Fakat bu sersemlikle durmaya da imkân bulunmadığından Ahmet Efendi, oda kapısını yeniden açtı. Sofaya doğru çekine çekine birkaç adım atmaya da cesaret aldı.
Yeni yapıların merdivenleri bazı defa ne güzel işe yararlar. Elbette tecrübe olunmuştur ki yeni yapılarda birbirinin üstüne konularak yükseltilmiş olan merdivenler ta üst kattaki bir adam baktığı zaman en alt katı görebilmeye elverişli olur. Ahmet Efendi de merdivenin yukarısından yavaşça aşağıya bakınca aşağıki katın merdiveni başında iki kadının gizlice söyleştiklerini gördü.

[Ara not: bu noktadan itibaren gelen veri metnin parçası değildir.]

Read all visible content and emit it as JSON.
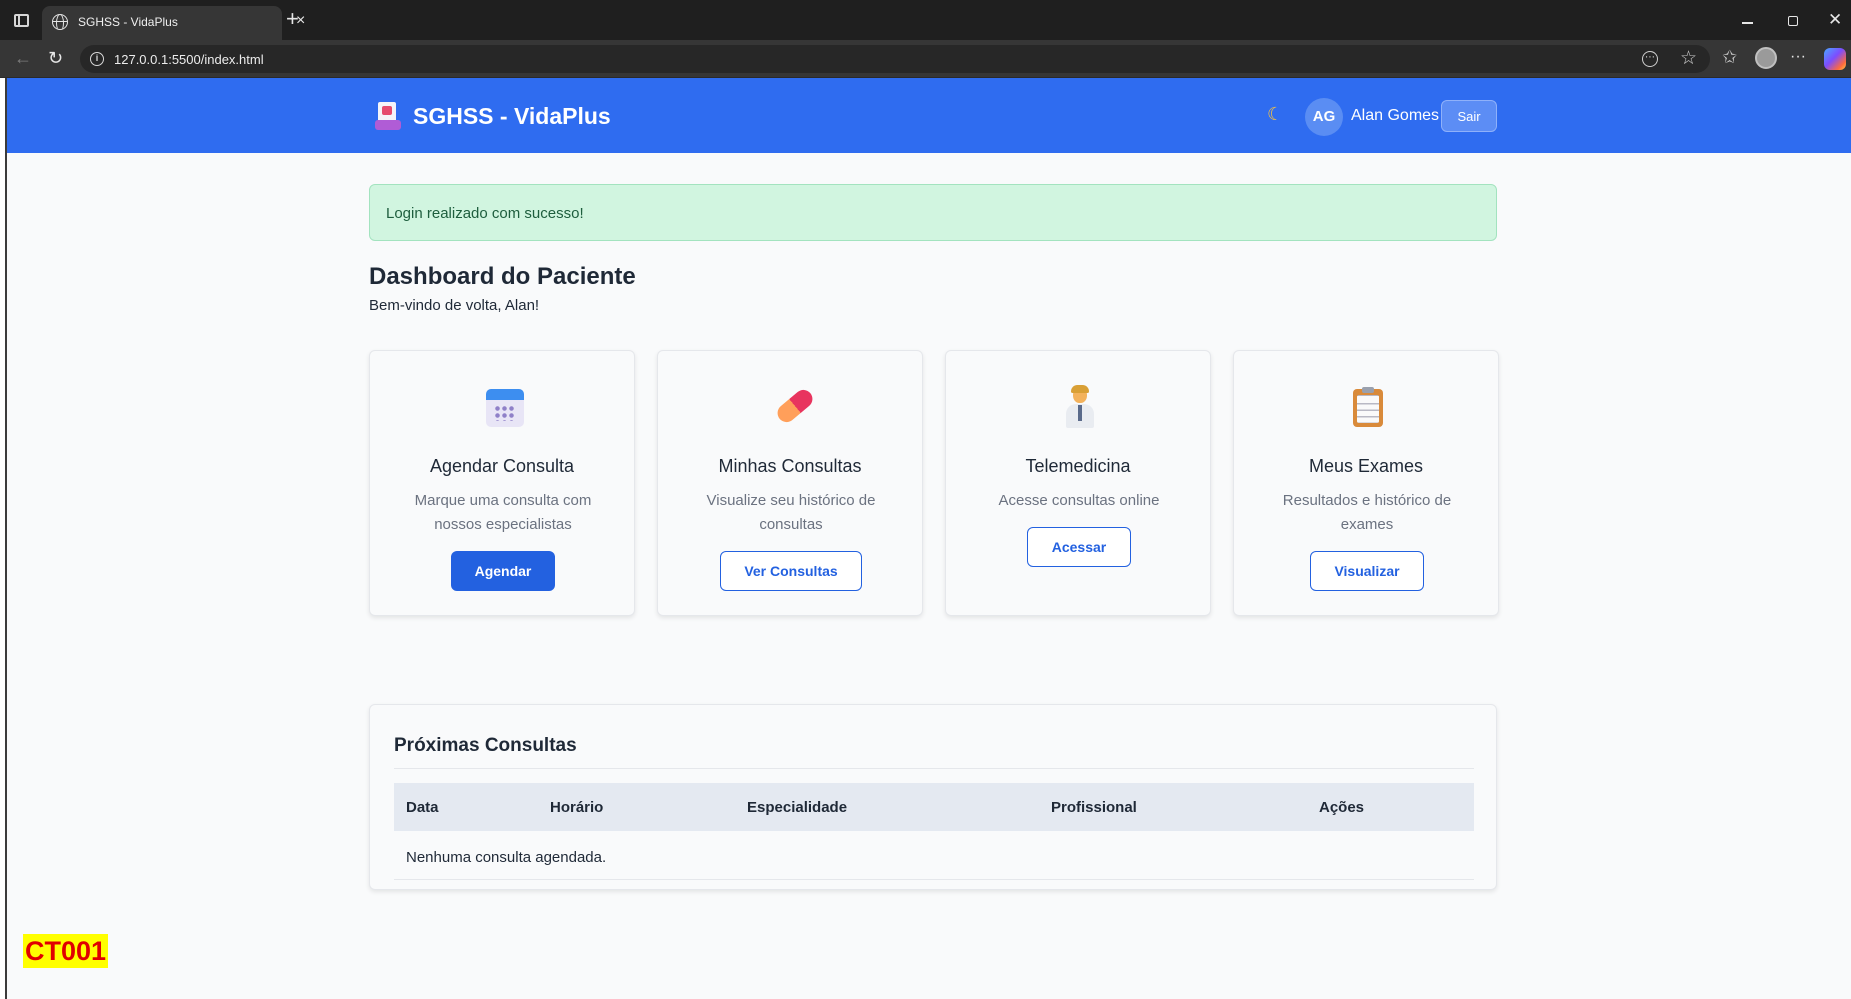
{
  "browser": {
    "tab_title": "SGHSS - VidaPlus",
    "tab_close": "×",
    "new_tab": "+",
    "url": "127.0.0.1:5500/index.html"
  },
  "header": {
    "brand": "SGHSS - VidaPlus",
    "theme_icon": "☾",
    "avatar_initials": "AG",
    "user_name": "Alan Gomes",
    "logout_label": "Sair"
  },
  "alert": {
    "message": "Login realizado com sucesso!"
  },
  "dashboard": {
    "title": "Dashboard do Paciente",
    "subtitle": "Bem-vindo de volta, Alan!"
  },
  "cards": [
    {
      "icon": "calendar-icon",
      "title": "Agendar Consulta",
      "description": "Marque uma consulta com nossos especialistas",
      "button": "Agendar"
    },
    {
      "icon": "pill-icon",
      "title": "Minhas Consultas",
      "description": "Visualize seu histórico de consultas",
      "button": "Ver Consultas"
    },
    {
      "icon": "doctor-icon",
      "title": "Telemedicina",
      "description": "Acesse consultas online",
      "button": "Acessar"
    },
    {
      "icon": "clipboard-icon",
      "title": "Meus Exames",
      "description": "Resultados e histórico de exames",
      "button": "Visualizar"
    }
  ],
  "appointments": {
    "title": "Próximas Consultas",
    "columns": [
      "Data",
      "Horário",
      "Especialidade",
      "Profissional",
      "Ações"
    ],
    "empty_message": "Nenhuma consulta agendada."
  },
  "annotation": {
    "label": "CT001"
  },
  "colors": {
    "header_bg": "#2f6cf0",
    "primary": "#2361e0",
    "alert_bg": "#d1f5e0",
    "table_header_bg": "#e4e9f1"
  }
}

Bunların birisi Rum, öteki Ermeni, birbirinin dillerini bilmedikleri için Türkçe konuşuyorlardı. Sözlerin başının, Ermeni karısının o gece iki müşteriyi idare etmiş olduğu üzerinde geçtiğini, Ahmet Efendi, sözlerin gerisinden anladı. Rum karısı demişti ki:
“Kız, nasıl korkmadın? Ya gece yarısı ilk müşteri uyanıp da seni arasaydı ne yapardın?”

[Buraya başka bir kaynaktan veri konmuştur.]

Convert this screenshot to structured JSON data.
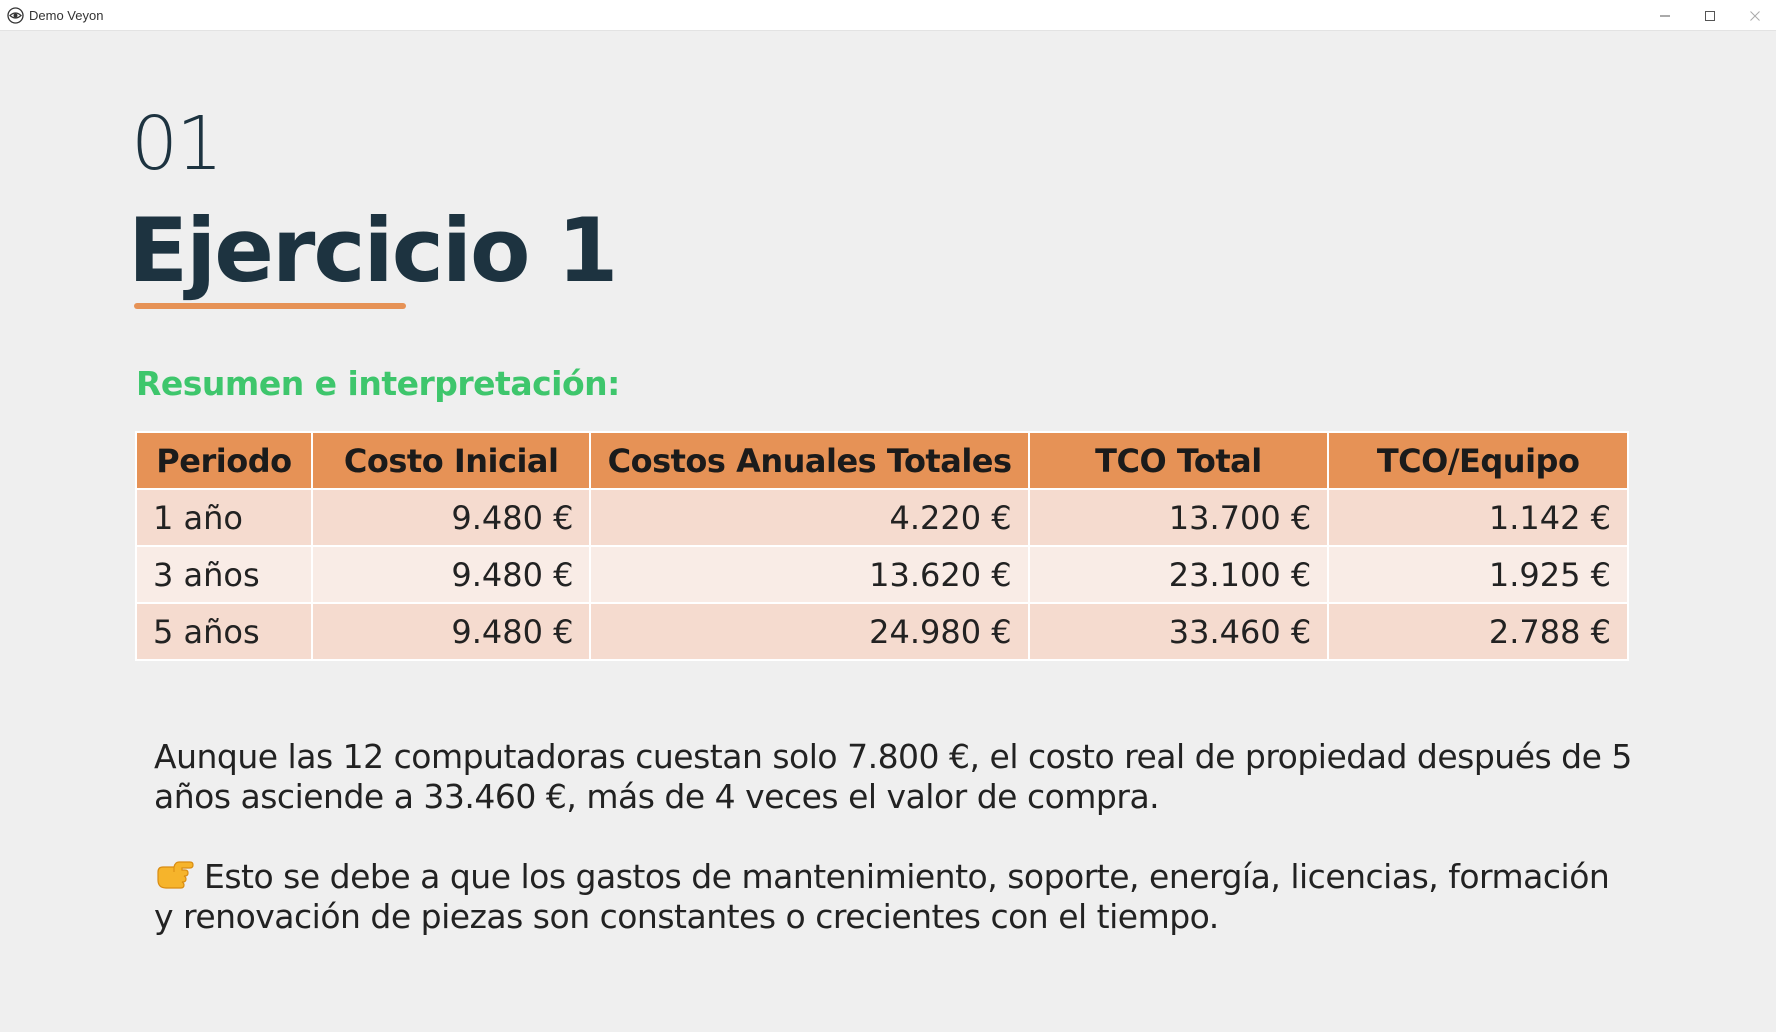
{
  "window": {
    "title": "Demo Veyon",
    "icon": "veyon-eye-icon"
  },
  "slide": {
    "number": "01",
    "title": "Ejercicio 1",
    "section_heading": "Resumen e interpretación:",
    "colors": {
      "title": "#1d3340",
      "accent": "#e69256",
      "heading_green": "#3ec66c",
      "row_odd": "#f5dbcf",
      "row_even": "#f9ece6"
    }
  },
  "table": {
    "headers": [
      "Periodo",
      "Costo Inicial",
      "Costos Anuales Totales",
      "TCO Total",
      "TCO/Equipo"
    ],
    "rows": [
      [
        "1 año",
        "9.480 €",
        "4.220 €",
        "13.700 €",
        "1.142 €"
      ],
      [
        "3 años",
        "9.480 €",
        "13.620 €",
        "23.100 €",
        "1.925 €"
      ],
      [
        "5 años",
        "9.480 €",
        "24.980 €",
        "33.460 €",
        "2.788 €"
      ]
    ]
  },
  "paragraphs": {
    "first": "Aunque las 12 computadoras cuestan solo 7.800 €, el costo real de propiedad después de 5 años asciende a 33.460 €, más de 4 veces el valor de compra.",
    "second_icon": "pointing-right-hand-icon",
    "second": "Esto se debe a que los gastos de mantenimiento, soporte, energía, licencias, formación y renovación de piezas son constantes o crecientes con el tiempo."
  }
}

“Onda uyanacak hâl mi kaldı? Zati sarhoş geldiği hâlde iki şişe de burada içti.”
“Ya şimdi ikisinden biri uyanır da seni ararsa?”

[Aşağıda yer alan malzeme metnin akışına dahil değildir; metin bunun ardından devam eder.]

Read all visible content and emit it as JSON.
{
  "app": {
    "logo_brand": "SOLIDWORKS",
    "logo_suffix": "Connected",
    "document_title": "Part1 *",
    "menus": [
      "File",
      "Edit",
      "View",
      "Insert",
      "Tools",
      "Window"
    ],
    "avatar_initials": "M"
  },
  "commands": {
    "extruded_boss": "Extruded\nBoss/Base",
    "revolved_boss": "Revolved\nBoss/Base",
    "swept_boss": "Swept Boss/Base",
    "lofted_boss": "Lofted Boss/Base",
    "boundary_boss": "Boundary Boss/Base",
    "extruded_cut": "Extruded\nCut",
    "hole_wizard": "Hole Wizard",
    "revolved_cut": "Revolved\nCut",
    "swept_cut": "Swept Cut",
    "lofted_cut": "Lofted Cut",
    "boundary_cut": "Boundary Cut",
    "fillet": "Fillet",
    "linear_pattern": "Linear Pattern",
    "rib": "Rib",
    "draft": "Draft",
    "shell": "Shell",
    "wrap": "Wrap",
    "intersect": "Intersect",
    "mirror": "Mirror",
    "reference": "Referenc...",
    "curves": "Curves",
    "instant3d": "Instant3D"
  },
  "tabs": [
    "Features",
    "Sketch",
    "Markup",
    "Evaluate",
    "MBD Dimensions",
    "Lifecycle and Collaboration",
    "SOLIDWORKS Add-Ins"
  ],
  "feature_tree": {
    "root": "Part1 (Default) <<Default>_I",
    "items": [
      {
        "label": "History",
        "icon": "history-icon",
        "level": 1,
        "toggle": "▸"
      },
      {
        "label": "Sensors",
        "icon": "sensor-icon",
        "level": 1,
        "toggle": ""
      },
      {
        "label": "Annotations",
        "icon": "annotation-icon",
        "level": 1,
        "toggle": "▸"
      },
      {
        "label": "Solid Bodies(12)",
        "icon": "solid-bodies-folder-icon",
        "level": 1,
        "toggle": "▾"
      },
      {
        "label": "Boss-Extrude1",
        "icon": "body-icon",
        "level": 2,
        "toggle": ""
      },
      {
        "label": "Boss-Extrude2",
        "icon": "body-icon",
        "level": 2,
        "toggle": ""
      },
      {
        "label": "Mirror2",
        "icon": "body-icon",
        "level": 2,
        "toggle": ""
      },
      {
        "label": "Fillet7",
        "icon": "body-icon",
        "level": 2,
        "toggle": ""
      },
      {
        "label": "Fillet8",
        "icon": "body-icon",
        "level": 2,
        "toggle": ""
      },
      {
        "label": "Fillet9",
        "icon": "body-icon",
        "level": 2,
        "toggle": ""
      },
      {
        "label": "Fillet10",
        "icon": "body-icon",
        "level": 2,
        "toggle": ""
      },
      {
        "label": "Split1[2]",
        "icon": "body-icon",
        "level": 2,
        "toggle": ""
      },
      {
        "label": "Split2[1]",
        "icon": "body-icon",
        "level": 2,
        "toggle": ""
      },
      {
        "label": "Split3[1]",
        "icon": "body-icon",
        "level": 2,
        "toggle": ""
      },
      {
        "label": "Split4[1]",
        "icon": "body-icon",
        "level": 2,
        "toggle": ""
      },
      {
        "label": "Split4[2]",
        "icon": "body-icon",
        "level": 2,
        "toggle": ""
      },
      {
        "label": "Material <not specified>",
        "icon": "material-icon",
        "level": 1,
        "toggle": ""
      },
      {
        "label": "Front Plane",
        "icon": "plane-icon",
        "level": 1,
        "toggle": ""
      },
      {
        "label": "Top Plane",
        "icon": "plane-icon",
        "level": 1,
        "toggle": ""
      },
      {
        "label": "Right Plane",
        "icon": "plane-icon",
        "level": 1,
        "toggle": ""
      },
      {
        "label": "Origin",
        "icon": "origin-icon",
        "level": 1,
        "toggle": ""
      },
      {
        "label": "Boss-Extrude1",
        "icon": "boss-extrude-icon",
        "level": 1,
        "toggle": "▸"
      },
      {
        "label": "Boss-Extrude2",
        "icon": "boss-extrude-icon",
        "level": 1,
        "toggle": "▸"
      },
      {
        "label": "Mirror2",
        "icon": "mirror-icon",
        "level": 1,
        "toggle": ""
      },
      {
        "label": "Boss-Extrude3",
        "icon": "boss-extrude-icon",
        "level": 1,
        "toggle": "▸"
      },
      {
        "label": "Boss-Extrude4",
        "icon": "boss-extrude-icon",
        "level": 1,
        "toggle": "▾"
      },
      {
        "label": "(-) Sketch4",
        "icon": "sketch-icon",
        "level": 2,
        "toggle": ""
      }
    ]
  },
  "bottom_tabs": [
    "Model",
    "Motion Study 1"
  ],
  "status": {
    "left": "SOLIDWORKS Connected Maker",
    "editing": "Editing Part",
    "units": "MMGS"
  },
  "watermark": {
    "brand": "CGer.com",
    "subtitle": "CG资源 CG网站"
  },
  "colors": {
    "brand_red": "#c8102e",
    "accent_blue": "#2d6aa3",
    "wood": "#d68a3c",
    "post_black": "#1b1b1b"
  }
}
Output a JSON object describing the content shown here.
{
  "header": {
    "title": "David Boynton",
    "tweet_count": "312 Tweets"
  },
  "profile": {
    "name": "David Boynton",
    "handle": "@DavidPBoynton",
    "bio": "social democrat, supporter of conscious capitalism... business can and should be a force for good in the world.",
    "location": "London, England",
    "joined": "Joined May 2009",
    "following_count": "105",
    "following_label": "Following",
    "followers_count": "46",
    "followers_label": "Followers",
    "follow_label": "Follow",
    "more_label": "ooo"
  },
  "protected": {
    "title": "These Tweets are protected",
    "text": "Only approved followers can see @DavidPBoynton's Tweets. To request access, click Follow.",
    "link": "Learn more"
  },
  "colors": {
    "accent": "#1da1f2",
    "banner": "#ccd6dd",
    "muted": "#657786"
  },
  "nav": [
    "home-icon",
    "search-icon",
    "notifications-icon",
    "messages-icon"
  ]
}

“Adam sen de! Acemiye öğretecek vaktim yok. Elbette ilk akşamdan gelen herifin yanına gireceğim; o bazı bazı buraya gelir. Hem de geceliği akşamdan vermez, sabahleyin verir. İkinci gelenin buraya daha ilk gelişi… Geceliği de peşin vermiştir. Vasili’ye tembih ettim. Uyandığı ve beni aradığı zaman hamama gitmiş olduğumu söyleyecek. Anladın mı, ahmak! Acemilik lazım değil, iki gecelik birden kazanmak öyle kolay kolay da olmaz ya! Biraz zahmeti göze almalı.”
Ahmet Efendi bu yerlerin murdarlığını bir kat daha artırmak üzere şöyle iki adamı birden aldatmak ihtimalini daha hayal bile etmemiş olduğundan karının bu sözlerine şaşmıştır. Hâlbuki Rum karısı da Ermeni karısının bu sözlerine şaştığını göstererek:
“Kız, Agavni; eğer üç müşteri olsa, üçünü de aldatabilir miydin?” demiş olduğundan, karı bu işlerin eski ustası olduğunu anlatacak becerikli bir edayla demişti ki:
“Hay hay! Ama üçüncü müşteri gece sabaha kadar kalmamalı; yalnız bir saat kadar görüşüp gidecek olan müşterilerden olmalı. Hoş, üç müşterinin ikisi geceliği peşin vermiş olurlarsa sabahleyin Maryanko Dudu’ya biraz kavga dinletmek şartıyla üçünü dahi savmak mümkün olur ya! Her hâlde sabahleyin her zamanki müşterinin yanında bulunursun; çünkü böyle işlerin en güç zamanı sabahleyindir; ama müşterilerden birisi şayet âlemden utanır takımdan olup da gündüz buradan çıkamayarak sabah erkenden çıkarsa artık iş pek kolaylaşır.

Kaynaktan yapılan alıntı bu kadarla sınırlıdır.